Many of Candler and AETH’s partners in founding La Mesa were from ecclesial traditions with long experience in forming pastoral leaders in certificate programs. With this new phase, project leaders are developing La Mesa to serve growing numbers of lay ministers in denominations that have typically required the master of divinity degree for ordination, including the Christian Church (Disciples of Christ), Presbyterian Church (USA), The Episcopal Church, The United Methodist Church and The Vineyard. These denominations are seeing increasing numbers of lay ministers serving smaller congregations, new church plants, congregations centered in immigrant communities and large churches as members of pastoral staffs.
“Different traditions name the pastoral leaders we are gathering together as ‘lay ministers’ in different ways,” says Smith. “They have different roles and expectations, but they share a desire for accessible theological education that offers spiritual formation, intellectual rigor and deeply contextual learning. They are helping us create a La Mesa that does all those things.”
Strom notes that this initiative for the education of lay ministers is part of the school’s larger strategy of building a continuum of offerings in theological education to give more people access.

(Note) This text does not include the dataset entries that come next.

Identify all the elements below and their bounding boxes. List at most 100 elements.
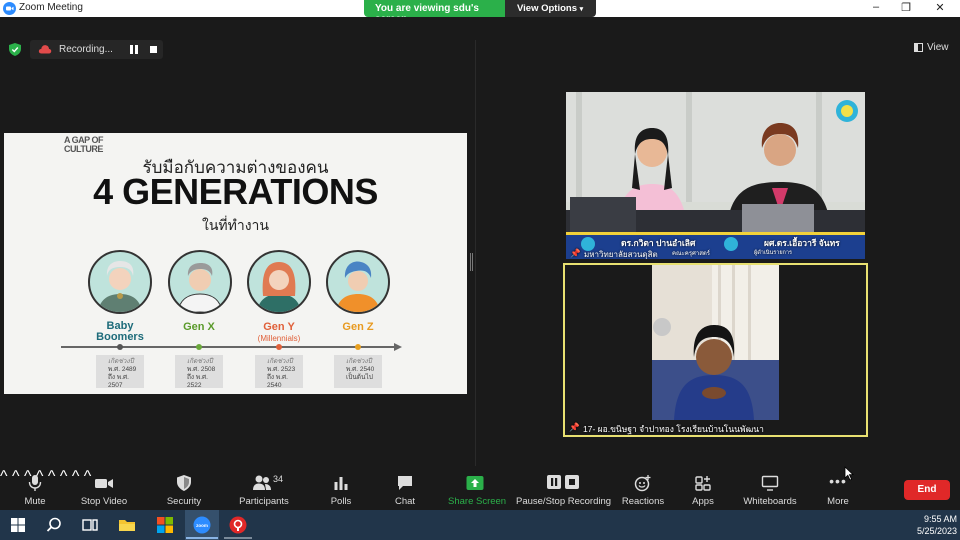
stop-video-button[interactable]: Stop Video	[79, 474, 129, 507]
encryption-shield-icon[interactable]	[9, 43, 21, 56]
participant-video-active-speaker[interactable]: 📌 17- ผอ.ขนิษฐา จำปาทอง โรงเรียนบ้านโนนพ…	[563, 263, 868, 437]
baby-boomer-avatar	[88, 250, 152, 314]
open-app-indicator	[224, 537, 252, 539]
restore-button[interactable]: ❐	[896, 1, 916, 14]
gen-label-text: Gen Z	[342, 321, 374, 333]
participant-video-hosts[interactable]: ดร.กวิตา ปานอำเลิศ ผศ.ดร.เอื้อวารี จันทร…	[566, 92, 865, 259]
polls-label: Polls	[330, 496, 352, 507]
zoom-logo-icon	[3, 2, 16, 15]
year-box-baby-boomers: เกิดช่วงปี พ.ศ. 2489 ถึง พ.ศ. 2507	[96, 355, 144, 389]
recorder-app-icon[interactable]	[229, 516, 247, 534]
share-screen-button[interactable]: Share Screen	[448, 474, 506, 507]
chevron-up-icon[interactable]: ^	[0, 468, 8, 485]
reactions-button[interactable]: Reactions	[620, 474, 666, 507]
whiteboards-button[interactable]: Whiteboards	[742, 474, 798, 507]
view-options-label: View Options	[517, 3, 578, 14]
minimize-button[interactable]: –	[866, 1, 886, 13]
year-to: ถึง พ.ศ. 2540	[267, 374, 288, 389]
recording-status: Recording...	[59, 44, 113, 55]
microphone-icon	[28, 475, 42, 491]
close-button[interactable]: ✕	[930, 1, 950, 14]
active-app-indicator	[186, 537, 218, 539]
year-from: พ.ศ. 2489	[108, 366, 137, 373]
gen-label-text: Gen Y	[263, 321, 295, 333]
more-label: More	[827, 496, 849, 507]
year-prefix: เกิดช่วงปี	[267, 358, 293, 365]
reactions-icon	[634, 475, 651, 492]
reactions-label: Reactions	[621, 496, 665, 507]
year-from: พ.ศ. 2523	[267, 366, 296, 373]
file-explorer-icon[interactable]	[118, 516, 136, 534]
participants-label: Participants	[239, 496, 289, 507]
speaker-name: 17- ผอ.ขนิษฐา จำปาทอง โรงเรียนบ้านโนนพัฒ…	[583, 424, 764, 434]
participants-icon-wrap: 34	[244, 474, 284, 492]
speaker-video-frame	[652, 265, 779, 420]
timeline-line	[61, 346, 397, 348]
view-options-button[interactable]: View Options ▾	[505, 0, 596, 17]
hosts-caption-small: ผู้ดำเนินรายการ	[754, 250, 792, 256]
chat-label: Chat	[394, 496, 416, 507]
timeline-dot	[117, 344, 123, 350]
hosts-video-frame	[566, 92, 865, 259]
whiteboards-label: Whiteboards	[743, 496, 797, 507]
year-to: ถึง พ.ศ. 2507	[108, 374, 129, 389]
window-title: Zoom Meeting	[19, 2, 83, 13]
share-banner: You are viewing sdu's screen View Option…	[364, 0, 596, 17]
hosts-caption: มหาวิทยาลัยสวนดุสิต	[584, 250, 658, 259]
year-prefix: เกิดช่วงปี	[187, 358, 213, 365]
hosts-caption-right: คณะครุศาสตร์	[672, 251, 710, 257]
apps-icon	[695, 476, 711, 491]
gen-label-text: Baby Boomers	[96, 320, 144, 343]
year-box-gen-z: เกิดช่วงปี พ.ศ. 2540 เป็นต้นไป	[334, 355, 382, 388]
timeline-arrow-icon	[394, 343, 402, 351]
apps-label: Apps	[692, 496, 714, 507]
security-button[interactable]: Security	[164, 474, 204, 507]
mute-button[interactable]: Mute	[20, 474, 50, 507]
gen-label-gen-y: Gen Y (Millennials)	[234, 322, 324, 344]
shared-screen-slide: A GAP OF CULTURE รับมือกับความต่างของคน …	[4, 133, 467, 394]
gen-label-baby-boomers: Baby Boomers	[75, 321, 165, 343]
stop-recording-icon[interactable]	[150, 46, 157, 53]
meeting-toolbar: Mute ^ Stop Video ^ Security 34 Particip…	[0, 468, 960, 510]
polls-button[interactable]: Polls	[326, 474, 356, 507]
chat-button[interactable]: Chat	[390, 474, 420, 507]
year-box-gen-x: เกิดช่วงปี พ.ศ. 2508 ถึง พ.ศ. 2522	[175, 355, 223, 389]
zoom-app-icon[interactable]: zoom	[193, 516, 211, 534]
view-layout-icon	[914, 43, 923, 52]
chevron-up-icon[interactable]: ^	[60, 468, 68, 485]
participants-count: 34	[273, 474, 284, 484]
gen-z-avatar	[326, 250, 390, 314]
pause-recording-icon[interactable]	[130, 45, 138, 54]
share-screen-icon	[466, 476, 484, 490]
task-view-icon[interactable]	[81, 516, 99, 534]
end-meeting-button[interactable]: End	[904, 480, 950, 500]
video-camera-icon	[95, 479, 113, 488]
windows-start-icon[interactable]	[9, 516, 27, 534]
timeline-dot	[355, 344, 361, 350]
search-icon[interactable]	[45, 516, 63, 534]
pin-icon[interactable]: 📌	[570, 248, 581, 259]
pause-stop-recording-button[interactable]: Pause/Stop Recording	[516, 474, 612, 507]
recording-indicator: Recording...	[30, 40, 163, 59]
participants-button[interactable]: 34 Participants	[236, 474, 292, 507]
gen-label-sub: (Millennials)	[257, 334, 301, 343]
participants-icon	[253, 475, 271, 490]
chevron-up-icon[interactable]: ^	[12, 468, 20, 485]
year-to: ถึง พ.ศ. 2522	[187, 374, 208, 389]
split-resize-handle[interactable]	[470, 253, 473, 271]
security-label: Security	[166, 496, 202, 507]
pin-icon[interactable]: 📌	[569, 422, 580, 433]
pause-stop-recording-label: Pause/Stop Recording	[516, 496, 612, 507]
gen-label-gen-z: Gen Z	[313, 322, 403, 333]
share-banner-message: You are viewing sdu's screen	[364, 0, 505, 17]
mute-label: Mute	[24, 496, 46, 507]
year-prefix: เกิดช่วงปี	[108, 358, 134, 365]
cloud-recording-icon	[38, 45, 52, 54]
timeline-dot	[196, 344, 202, 350]
system-clock[interactable]: 9:55 AM 5/25/2023	[905, 513, 957, 537]
microsoft-store-icon[interactable]	[156, 516, 174, 534]
apps-button[interactable]: Apps	[688, 474, 718, 507]
year-to: เป็นต้นไป	[346, 374, 373, 381]
view-button[interactable]: View	[914, 42, 949, 53]
clock-date: 5/25/2023	[916, 526, 957, 536]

He sees it as a “yes/and” situation rather than an “either/or.”
“Our work in education for lay ministers will complement, not displace, the master’s and doctor of ministry degrees that have been the historic core of the school,” Strom says. “It expands Candler’s offerings in ways that let us live more fully into our mission to educate faithful and creative leaders for the church’s ministries throughout the world.”
Lilly Endowment launched the Pathways for Tomorrow Initiative in 2021. Since then, it has provided grants totaling more than $700 million to support 163 theological schools in efforts to strengthen their own educational and financial capacities and to assist 61 schools in developing large-scale collaborative endeavors.
About Lilly Endowment Inc.
Lilly Endowment Inc. is a private foundation created in 1937 by J.K. Lilly Sr. and his sons Eli and J.K. Jr. through gifts of stock in their pharmaceutical business, Eli Lilly and Company. While those gifts remain the financial bedrock of the Endowment, it is a separate entity from the company, with a distinct governing board, staff and location. In keeping with the founders’ wishes, the Endowment supports the causes of community development, education and religion and maintains a special commitment to its hometown, Indianapolis, and home state, Indiana. A principal aim of the Endowment’s religion grantmaking is to deepen and enrich the lives of Christians in the United States, primarily by seeking out and supporting efforts that enhance the vitality of congregations and strengthen the pastoral and lay leadership of Christian communities. The Endowment also seeks to improve public understanding of about religion and lift up in fair, accurate and balanced ways the roles that people of all faiths and various religious communities play in the United State and around the globe traditions in the United States and across the globe.